そしてなによりこの本が痛々しいのは「音楽の価値は数字で計測できる」という自分を破滅に導いた思考をまったく治癒できていない点です。
「クオリティーを求める人々は健在である」「わかりやすさだけを求めない、質を求める層は枯れていなかった」と言うは正しい。
が、なぜそう考えたのかっていうと、村上春樹の「1Q84」は発売1週間で100万部の「ミリオンセラー」を記録したからとか、辻井伸行の音楽を求める人が多数いたことはCDの売れ行きが物語っているとか、高品質テクノロジーのiPhone3GSは発売後たった3日で100万台を突破したとか、やれやれ小室先生、あなた本当に経済的数字でしかものごとの価値が理解できないんですね。

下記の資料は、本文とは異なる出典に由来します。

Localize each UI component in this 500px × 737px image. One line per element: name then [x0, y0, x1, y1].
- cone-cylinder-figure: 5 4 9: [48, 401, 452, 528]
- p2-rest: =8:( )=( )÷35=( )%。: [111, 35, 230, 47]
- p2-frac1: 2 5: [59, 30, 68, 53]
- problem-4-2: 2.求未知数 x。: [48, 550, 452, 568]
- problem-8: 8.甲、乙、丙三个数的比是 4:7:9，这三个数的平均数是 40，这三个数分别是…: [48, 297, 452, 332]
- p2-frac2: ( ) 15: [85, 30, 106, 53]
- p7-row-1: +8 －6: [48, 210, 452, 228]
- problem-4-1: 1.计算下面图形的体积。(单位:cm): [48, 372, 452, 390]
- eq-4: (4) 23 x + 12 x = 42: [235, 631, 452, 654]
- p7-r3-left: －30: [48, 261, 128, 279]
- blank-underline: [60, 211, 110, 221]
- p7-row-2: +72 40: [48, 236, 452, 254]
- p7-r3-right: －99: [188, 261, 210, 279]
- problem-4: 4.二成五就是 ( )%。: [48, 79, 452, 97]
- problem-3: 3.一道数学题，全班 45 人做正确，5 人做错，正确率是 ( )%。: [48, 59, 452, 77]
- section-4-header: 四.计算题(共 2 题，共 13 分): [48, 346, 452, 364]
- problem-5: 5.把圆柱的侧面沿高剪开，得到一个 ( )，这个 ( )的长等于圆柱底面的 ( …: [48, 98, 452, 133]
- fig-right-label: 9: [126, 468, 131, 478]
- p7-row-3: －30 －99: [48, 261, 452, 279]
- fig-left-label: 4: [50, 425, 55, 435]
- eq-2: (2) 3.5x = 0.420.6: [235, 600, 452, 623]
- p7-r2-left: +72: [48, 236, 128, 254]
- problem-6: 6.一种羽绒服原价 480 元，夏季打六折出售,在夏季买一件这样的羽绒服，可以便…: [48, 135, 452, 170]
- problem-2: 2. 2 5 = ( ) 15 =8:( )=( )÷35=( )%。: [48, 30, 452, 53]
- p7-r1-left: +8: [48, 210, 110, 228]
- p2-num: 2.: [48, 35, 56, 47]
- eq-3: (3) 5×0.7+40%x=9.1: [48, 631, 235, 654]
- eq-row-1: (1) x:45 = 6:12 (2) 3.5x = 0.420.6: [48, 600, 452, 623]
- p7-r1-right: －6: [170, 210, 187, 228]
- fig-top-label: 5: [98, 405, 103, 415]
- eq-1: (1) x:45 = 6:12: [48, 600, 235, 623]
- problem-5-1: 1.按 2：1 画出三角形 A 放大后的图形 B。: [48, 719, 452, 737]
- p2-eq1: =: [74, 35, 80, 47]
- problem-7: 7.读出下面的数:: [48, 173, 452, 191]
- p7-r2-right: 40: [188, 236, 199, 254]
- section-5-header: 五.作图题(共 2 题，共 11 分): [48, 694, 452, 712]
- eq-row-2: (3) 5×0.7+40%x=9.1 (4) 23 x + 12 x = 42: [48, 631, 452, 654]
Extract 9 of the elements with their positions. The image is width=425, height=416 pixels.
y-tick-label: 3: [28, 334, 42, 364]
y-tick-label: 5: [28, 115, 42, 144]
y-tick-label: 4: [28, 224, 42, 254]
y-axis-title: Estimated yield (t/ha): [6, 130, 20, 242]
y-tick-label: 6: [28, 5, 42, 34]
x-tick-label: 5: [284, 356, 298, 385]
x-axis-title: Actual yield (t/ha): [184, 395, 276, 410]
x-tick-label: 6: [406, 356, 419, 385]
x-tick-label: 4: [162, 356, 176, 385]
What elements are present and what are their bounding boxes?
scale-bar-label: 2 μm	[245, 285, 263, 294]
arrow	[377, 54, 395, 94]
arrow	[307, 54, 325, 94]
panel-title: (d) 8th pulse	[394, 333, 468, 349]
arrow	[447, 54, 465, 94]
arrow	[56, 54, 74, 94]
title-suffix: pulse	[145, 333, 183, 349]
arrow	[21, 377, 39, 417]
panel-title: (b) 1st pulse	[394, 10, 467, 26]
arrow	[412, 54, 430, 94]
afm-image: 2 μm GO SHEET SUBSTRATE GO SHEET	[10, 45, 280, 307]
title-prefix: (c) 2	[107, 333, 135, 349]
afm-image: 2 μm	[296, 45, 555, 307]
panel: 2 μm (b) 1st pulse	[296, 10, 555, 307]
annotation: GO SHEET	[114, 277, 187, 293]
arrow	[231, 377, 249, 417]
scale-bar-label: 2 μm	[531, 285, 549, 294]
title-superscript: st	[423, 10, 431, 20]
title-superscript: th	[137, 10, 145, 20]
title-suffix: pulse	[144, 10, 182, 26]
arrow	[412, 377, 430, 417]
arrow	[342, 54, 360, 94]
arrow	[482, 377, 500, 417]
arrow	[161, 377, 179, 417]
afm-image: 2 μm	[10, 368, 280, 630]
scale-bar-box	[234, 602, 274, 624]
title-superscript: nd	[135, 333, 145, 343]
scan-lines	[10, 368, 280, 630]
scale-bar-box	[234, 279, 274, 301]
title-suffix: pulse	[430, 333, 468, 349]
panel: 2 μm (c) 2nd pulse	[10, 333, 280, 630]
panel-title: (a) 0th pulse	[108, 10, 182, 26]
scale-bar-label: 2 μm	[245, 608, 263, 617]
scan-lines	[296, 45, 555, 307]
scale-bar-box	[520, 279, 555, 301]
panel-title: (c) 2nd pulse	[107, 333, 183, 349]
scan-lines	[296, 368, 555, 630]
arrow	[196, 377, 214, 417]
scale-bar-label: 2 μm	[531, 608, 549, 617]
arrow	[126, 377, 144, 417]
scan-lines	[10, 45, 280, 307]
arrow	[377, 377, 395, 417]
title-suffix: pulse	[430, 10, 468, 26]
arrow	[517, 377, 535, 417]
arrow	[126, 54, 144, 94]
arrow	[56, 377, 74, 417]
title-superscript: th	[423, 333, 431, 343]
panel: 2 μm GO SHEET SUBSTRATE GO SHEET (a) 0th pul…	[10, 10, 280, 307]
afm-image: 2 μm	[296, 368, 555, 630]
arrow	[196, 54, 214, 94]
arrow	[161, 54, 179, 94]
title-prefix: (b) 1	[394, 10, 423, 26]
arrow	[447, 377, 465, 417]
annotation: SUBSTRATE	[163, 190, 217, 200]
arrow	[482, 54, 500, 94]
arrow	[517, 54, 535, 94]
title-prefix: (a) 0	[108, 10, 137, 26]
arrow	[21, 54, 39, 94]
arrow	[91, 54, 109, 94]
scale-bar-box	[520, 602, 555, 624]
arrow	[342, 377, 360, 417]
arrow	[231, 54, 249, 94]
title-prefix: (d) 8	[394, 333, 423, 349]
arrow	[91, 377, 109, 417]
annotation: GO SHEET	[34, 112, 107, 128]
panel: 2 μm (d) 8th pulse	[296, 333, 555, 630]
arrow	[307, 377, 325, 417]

歌詞がわかりやすいとかコード進行がわかりやすいとか、そういう「わかりやすさ」が日本のポピュラー音楽の破壊をもたらしたんじゃないってわかりませんか。
「数字」というわかりやすい価値指標こそが致死ウイルスだった。それに気付かない限り「小室哲哉の破滅」という大きな犠牲も報われませんなあ。